23 June 2009
I have lived in Australia for over five years and in all that time, I've never seen the Blue Mountains. Every tourist website and many Aussies talk about the lovely mountains and Rohan and I decided to remedy the fact that I had yet to see them.
We set off in the morning, probably not as early as I would've liked to, but we got going before noon, which is a bit of an accomplishment these days (sad, I know). With the croissants Auntie Lay picked up for as breakfast, we headed off on the two and a half hour drive to reach the Blue Mountains. And what a day! The sun was shining, the birds were chirping. Of course the day we leave Sydney, it decides to be sunny!

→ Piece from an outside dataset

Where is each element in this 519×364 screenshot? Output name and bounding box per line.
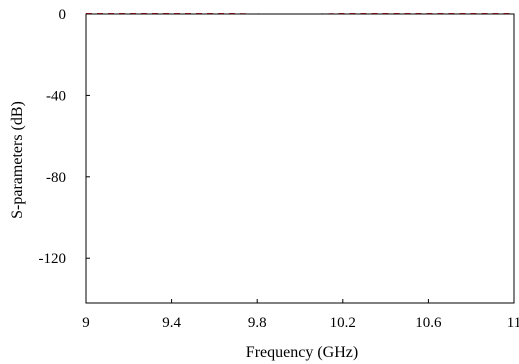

We stopped off at Wentworld Falls and had a walk around there. We unfortunately didn't have all day, so we just went for a couple of the shorter jaunts, but time permitting, would've loved to have done one of the four or five hour walks. To get the really good views of the falls, one of the longer walks are necessary, as they take you down lower. The short walks leave you on level with the falls, which is good, but I reckon falls are always best looked at from below.
After Wentworth, we went to Leura. From there we stopped off at the Three Sisters. There are several versions of the Legend of the Three Sisters, but the one I liked the best (and the one posted at the site) goes like this (borrowed from www.aussie-info.com):
Long ago in the Blue Mountains there lived three little Aboriginal sisters. They were Meenhi, Wimlah and Gunnedoo, whose Witch Doctor father was called Tyawan.
Only one creature was feared by all – the Bunyip who lived in a deep hole. When Tyawan had to pass the hole, he would leave his daughters safely on the cliff behind a rocky wall. One day, waving goodbye to his daughters, he descended the cliff steps. On top of the cliff a big centipede suddenly appeared and frightened Meehni, who threw a stone at it. The stone rolled over the cliff and crashed into the valley.
Birds, animals and fairies stopped till as the rocks behind the three sisters split open, leaving them on a thin ledge.
The angry Bunyip emerged to see the terrified sisters. In the valley, Tyawan saw the Bunyip close to his daughters, so he pointed his magic bone at the girls and turned them to stone. The Bunyip then chased Tyawan, who found himself trapped, so he changed himself into a Lyre Bird. Everyone was safe, but Tyawan had dropped his magic bone. After the Bunyip had gone, Tyawan searched and searched for his bone – and he is still searching.
The Three Sisters stand silently watching him from their ledge, hoping he will find the bone to turn them back to Aboriginal girls.
As you look at the Three Sisters, you can hear Tyawan – the Lyre Bird – calling his daughters as his search for the lost bone continues.
The sun was setting by the time we'd finished looking around the Three Sisters, so Rohan and I hit the road headed for Singleton, just near the Hunter Valley.